I breastfed my DD, and had a nightmare with bleeding, pain, tears at every feed, I was told to perservere by the midwife and health visitor I was crying, constantly wouldn't leave the house and began to feel I no longer wanted to be a mother. I was diagnosed with thursh and given medication by gp, then got a phonecall from midwife telling me not to take medication as it could dry up my milk, so there was no end to the pain in my eyes. Returned to GP and was diagnosed with PND. I stopped breastfeeding as I was and still am convinced that it was all this that caused the PND.

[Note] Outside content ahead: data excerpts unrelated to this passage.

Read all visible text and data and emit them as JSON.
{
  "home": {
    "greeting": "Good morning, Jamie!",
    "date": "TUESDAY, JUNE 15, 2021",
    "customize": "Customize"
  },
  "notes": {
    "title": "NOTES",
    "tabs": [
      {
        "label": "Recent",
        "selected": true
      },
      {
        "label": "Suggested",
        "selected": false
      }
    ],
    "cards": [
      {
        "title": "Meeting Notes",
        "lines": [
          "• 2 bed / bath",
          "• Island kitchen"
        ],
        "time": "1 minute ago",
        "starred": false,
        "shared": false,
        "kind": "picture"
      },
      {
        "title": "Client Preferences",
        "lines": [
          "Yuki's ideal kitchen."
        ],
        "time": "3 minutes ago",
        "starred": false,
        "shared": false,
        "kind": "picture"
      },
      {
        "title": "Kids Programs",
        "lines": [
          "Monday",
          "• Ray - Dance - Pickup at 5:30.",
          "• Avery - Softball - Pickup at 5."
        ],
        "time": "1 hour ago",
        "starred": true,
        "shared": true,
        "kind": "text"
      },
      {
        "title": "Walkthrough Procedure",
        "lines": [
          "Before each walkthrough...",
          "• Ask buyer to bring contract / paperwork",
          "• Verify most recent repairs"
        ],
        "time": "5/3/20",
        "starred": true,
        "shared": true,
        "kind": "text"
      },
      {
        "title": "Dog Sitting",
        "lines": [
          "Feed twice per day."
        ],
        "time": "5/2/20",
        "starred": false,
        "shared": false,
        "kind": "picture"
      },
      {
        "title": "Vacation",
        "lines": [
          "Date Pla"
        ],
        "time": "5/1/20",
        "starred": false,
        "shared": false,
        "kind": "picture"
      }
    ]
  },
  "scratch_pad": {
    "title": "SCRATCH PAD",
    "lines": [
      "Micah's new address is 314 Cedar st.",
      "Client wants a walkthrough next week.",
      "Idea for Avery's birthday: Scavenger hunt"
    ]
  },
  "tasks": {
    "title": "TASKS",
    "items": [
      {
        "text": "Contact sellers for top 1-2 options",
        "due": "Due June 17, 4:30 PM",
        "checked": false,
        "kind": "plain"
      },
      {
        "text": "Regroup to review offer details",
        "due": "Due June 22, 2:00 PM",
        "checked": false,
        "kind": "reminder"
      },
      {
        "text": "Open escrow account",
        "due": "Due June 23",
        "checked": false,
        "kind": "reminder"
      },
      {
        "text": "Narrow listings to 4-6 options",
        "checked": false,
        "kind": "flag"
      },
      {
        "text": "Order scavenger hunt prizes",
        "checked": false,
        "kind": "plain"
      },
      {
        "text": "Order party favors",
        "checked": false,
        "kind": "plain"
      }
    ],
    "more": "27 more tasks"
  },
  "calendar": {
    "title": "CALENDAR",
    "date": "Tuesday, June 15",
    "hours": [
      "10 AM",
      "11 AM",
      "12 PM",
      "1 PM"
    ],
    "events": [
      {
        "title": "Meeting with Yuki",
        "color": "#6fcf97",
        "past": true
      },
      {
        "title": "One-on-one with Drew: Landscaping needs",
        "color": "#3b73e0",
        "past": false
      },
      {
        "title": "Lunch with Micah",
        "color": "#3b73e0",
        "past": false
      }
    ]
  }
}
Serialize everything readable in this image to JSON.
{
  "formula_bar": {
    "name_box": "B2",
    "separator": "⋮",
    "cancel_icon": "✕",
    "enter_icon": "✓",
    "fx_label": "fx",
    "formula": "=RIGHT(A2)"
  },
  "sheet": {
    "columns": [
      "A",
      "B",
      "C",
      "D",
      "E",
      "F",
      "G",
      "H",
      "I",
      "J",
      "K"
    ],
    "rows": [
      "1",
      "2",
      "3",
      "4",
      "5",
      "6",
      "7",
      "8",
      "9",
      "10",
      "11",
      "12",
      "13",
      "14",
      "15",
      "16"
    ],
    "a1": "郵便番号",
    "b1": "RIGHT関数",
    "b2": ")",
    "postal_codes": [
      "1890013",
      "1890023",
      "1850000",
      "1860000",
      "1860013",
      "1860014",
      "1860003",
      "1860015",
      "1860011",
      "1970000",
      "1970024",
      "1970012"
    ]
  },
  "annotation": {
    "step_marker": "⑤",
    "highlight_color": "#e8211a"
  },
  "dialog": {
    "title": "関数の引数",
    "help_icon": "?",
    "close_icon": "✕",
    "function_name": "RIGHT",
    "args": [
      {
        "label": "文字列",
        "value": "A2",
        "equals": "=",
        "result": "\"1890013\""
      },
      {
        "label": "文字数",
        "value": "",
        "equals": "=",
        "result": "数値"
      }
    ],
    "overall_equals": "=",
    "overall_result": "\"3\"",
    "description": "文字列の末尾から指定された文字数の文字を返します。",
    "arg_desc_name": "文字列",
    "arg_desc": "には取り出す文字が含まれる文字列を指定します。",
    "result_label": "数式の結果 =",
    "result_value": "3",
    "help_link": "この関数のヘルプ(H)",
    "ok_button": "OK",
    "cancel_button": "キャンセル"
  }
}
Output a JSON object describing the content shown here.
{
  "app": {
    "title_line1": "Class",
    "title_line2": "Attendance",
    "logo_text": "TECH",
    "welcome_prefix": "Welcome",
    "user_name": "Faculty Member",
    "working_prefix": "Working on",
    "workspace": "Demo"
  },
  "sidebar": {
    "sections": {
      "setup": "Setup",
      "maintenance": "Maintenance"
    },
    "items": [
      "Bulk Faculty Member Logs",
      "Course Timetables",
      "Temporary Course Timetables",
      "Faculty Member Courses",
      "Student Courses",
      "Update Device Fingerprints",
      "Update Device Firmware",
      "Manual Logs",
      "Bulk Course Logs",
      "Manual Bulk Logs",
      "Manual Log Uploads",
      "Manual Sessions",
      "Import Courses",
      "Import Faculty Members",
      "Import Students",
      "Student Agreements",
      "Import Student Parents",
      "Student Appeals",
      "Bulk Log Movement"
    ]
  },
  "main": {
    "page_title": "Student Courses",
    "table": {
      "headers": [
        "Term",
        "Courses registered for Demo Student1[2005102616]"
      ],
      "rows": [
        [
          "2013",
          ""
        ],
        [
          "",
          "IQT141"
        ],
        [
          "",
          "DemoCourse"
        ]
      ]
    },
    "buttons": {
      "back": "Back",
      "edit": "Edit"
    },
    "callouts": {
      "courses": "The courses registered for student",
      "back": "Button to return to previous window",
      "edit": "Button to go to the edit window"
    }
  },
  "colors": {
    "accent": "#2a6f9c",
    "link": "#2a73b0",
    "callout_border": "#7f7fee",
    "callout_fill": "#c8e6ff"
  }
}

Anyway when I fell pregnant with my son I promised myself I would breasfeed as it wasn't a fore gone conclusion it would have the same outcome. Anyway I had a very traumatic birth which involved pushing for 3 and a half hours before it was realised that my son was brow presentation and stuck, so I was taken to theatre for emergency section, I was given spinal which didn't work and they had started cutting when this came to light, so I was quickly put under general.
With all this I was worried that due to this birth and especially the feeling myself being cut open and seeing the panic errupt around me, that I would struggle to recover mentally. I was concerned if I breastfed and it did turn out to be the same as with DD, that I would go over the edge. So decided to bottle feed.
Anyway he is almost 7 weeks old and I haven't had any major problems mentally, and I am now annoyed with myself for not trying to breastfeed. I feel like I have let my son down.
Sorry longer than I expected, just wanted to write it down.